Abderrahim Ikbal: C’est en réaction à la manière dont le gouvernement gère le dossier de la réforme de la retraite. Le gouvernement fait ses réformes impliquer les partenaires sociaux et ceci est contraire à la constitution de 2011. Nous refusons l’exclusion et exigeons le respect des acquis des travailleurs. Nous pensons que le dialogue social doit être intégré dans la méthodologie de travail du gouvernement pour avoir de bons résultats.

Quel bilan faites-vous de cette grève?

La grève a mobilisé toutes les centrales syndicales marocaines à part l’Union nationale du travail au Maroc (UNTM), qui un allié du gouvernemental. En revanche, l’Union marocaine du travail (UMT), la Confédération démocratique du travail (CDT), l’Union générale des travailleurs du Maroc (UGTM), la Fédération démocratique du travail (FDT) ont répondu présent.

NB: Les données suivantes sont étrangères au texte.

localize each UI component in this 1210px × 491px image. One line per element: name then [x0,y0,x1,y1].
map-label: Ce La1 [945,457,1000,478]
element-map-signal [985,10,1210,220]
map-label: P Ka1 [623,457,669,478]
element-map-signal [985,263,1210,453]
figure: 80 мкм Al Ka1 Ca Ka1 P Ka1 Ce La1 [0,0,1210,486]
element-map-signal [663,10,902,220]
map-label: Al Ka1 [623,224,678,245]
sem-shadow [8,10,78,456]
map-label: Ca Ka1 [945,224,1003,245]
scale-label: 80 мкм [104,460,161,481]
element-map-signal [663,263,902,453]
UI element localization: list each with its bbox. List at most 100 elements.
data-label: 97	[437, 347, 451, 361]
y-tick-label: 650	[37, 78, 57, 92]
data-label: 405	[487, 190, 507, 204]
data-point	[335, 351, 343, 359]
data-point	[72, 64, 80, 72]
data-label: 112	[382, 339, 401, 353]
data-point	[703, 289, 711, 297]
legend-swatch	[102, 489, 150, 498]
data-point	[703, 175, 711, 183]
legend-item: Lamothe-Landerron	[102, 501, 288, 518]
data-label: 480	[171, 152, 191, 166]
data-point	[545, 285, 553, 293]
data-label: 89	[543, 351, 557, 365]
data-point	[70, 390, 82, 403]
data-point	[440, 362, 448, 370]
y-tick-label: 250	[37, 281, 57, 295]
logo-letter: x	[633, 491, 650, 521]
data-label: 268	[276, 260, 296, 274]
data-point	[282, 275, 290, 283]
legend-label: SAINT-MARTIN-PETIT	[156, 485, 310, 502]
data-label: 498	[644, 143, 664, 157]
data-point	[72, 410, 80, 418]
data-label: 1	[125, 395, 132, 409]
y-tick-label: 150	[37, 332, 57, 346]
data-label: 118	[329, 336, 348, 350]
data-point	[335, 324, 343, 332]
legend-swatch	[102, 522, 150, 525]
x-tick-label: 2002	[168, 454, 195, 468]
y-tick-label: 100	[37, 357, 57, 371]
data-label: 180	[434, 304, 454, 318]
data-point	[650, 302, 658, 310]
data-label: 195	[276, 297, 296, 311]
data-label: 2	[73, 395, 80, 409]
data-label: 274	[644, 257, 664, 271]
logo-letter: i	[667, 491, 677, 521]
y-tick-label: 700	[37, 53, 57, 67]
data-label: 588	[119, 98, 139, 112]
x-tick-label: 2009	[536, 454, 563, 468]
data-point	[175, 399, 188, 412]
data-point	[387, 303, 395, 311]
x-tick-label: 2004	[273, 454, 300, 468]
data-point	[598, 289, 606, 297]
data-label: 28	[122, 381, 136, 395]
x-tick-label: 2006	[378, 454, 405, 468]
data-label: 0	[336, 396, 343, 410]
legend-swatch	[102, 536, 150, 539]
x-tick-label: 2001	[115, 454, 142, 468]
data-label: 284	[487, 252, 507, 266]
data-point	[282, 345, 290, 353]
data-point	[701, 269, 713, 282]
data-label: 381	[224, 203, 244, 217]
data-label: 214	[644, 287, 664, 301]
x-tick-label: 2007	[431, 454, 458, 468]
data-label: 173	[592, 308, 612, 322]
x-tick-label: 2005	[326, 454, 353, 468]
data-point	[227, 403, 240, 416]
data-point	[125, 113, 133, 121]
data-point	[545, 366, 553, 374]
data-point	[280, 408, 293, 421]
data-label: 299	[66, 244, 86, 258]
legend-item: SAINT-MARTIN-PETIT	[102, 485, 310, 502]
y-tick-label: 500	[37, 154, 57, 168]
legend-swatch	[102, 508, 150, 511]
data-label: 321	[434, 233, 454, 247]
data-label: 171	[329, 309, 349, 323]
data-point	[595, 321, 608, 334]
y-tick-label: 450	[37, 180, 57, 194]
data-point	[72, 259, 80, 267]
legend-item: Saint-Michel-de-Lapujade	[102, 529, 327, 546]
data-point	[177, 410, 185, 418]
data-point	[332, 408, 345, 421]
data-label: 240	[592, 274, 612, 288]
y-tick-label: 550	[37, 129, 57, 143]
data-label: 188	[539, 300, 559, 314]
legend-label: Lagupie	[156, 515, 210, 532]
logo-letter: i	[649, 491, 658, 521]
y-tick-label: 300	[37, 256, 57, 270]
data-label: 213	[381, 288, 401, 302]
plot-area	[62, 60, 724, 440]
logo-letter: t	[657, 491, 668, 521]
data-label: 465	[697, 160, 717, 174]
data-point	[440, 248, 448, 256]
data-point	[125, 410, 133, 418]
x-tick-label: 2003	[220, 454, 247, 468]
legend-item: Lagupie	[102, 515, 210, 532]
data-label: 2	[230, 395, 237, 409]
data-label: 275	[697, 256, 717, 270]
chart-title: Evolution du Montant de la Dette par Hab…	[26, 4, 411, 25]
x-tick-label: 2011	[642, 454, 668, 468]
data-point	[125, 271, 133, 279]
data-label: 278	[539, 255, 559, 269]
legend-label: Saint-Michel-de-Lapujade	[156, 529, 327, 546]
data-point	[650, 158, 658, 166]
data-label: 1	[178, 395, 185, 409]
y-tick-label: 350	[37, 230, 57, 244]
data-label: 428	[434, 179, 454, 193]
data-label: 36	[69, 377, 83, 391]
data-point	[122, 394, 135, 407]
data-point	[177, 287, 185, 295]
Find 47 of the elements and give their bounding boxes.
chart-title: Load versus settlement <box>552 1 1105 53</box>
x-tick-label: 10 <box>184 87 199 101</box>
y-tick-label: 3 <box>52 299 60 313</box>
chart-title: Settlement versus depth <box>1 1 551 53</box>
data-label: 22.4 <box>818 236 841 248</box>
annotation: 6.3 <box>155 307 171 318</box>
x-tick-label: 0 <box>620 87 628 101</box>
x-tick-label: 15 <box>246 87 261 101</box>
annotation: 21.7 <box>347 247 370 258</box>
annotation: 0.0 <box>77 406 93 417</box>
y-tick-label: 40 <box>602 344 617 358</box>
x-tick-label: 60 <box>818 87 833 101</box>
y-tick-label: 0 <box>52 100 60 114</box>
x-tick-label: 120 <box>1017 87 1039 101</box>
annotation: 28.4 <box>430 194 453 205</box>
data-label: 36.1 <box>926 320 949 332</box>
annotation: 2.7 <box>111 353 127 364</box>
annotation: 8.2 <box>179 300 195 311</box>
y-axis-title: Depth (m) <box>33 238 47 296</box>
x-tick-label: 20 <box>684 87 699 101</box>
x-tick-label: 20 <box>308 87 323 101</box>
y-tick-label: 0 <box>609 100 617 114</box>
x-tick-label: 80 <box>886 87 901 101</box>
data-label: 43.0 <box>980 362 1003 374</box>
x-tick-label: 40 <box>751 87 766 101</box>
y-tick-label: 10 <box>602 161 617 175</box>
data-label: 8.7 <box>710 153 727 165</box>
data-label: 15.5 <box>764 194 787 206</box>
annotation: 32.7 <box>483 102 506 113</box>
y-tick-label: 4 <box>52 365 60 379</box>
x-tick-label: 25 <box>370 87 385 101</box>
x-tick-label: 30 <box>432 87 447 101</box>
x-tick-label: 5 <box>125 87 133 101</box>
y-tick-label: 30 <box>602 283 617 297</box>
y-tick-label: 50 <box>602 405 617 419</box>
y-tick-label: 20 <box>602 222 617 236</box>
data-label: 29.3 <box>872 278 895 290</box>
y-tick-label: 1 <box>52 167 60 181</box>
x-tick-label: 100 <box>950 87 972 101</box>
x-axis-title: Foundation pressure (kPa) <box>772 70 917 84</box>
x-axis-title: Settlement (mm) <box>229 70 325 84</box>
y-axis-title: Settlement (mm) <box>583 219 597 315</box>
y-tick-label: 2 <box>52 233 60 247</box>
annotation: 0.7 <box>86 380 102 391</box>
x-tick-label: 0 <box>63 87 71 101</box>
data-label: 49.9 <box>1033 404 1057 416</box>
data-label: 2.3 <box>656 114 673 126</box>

Quel sera la prochaine étape?

Cette grève est un avertissement pour tirer la sonnette d’alarme sur la suspension du dialogue social, les décisions unilatérales du gouvernement, l’absence d’une politique sociale équitable et les atteintes aux libertés syndicales. Dans un premier temps, elle a concerné la fonction publique et les collectivités locales. La prochaine étape sera d’organiser une nouvelle grève nationale générale dans les secteurs privé et public, dans les ministères, les établissements publics et semi-publics et les collectivités locales.

Avez-vous déjà fixé une date pour la prochaine grève ?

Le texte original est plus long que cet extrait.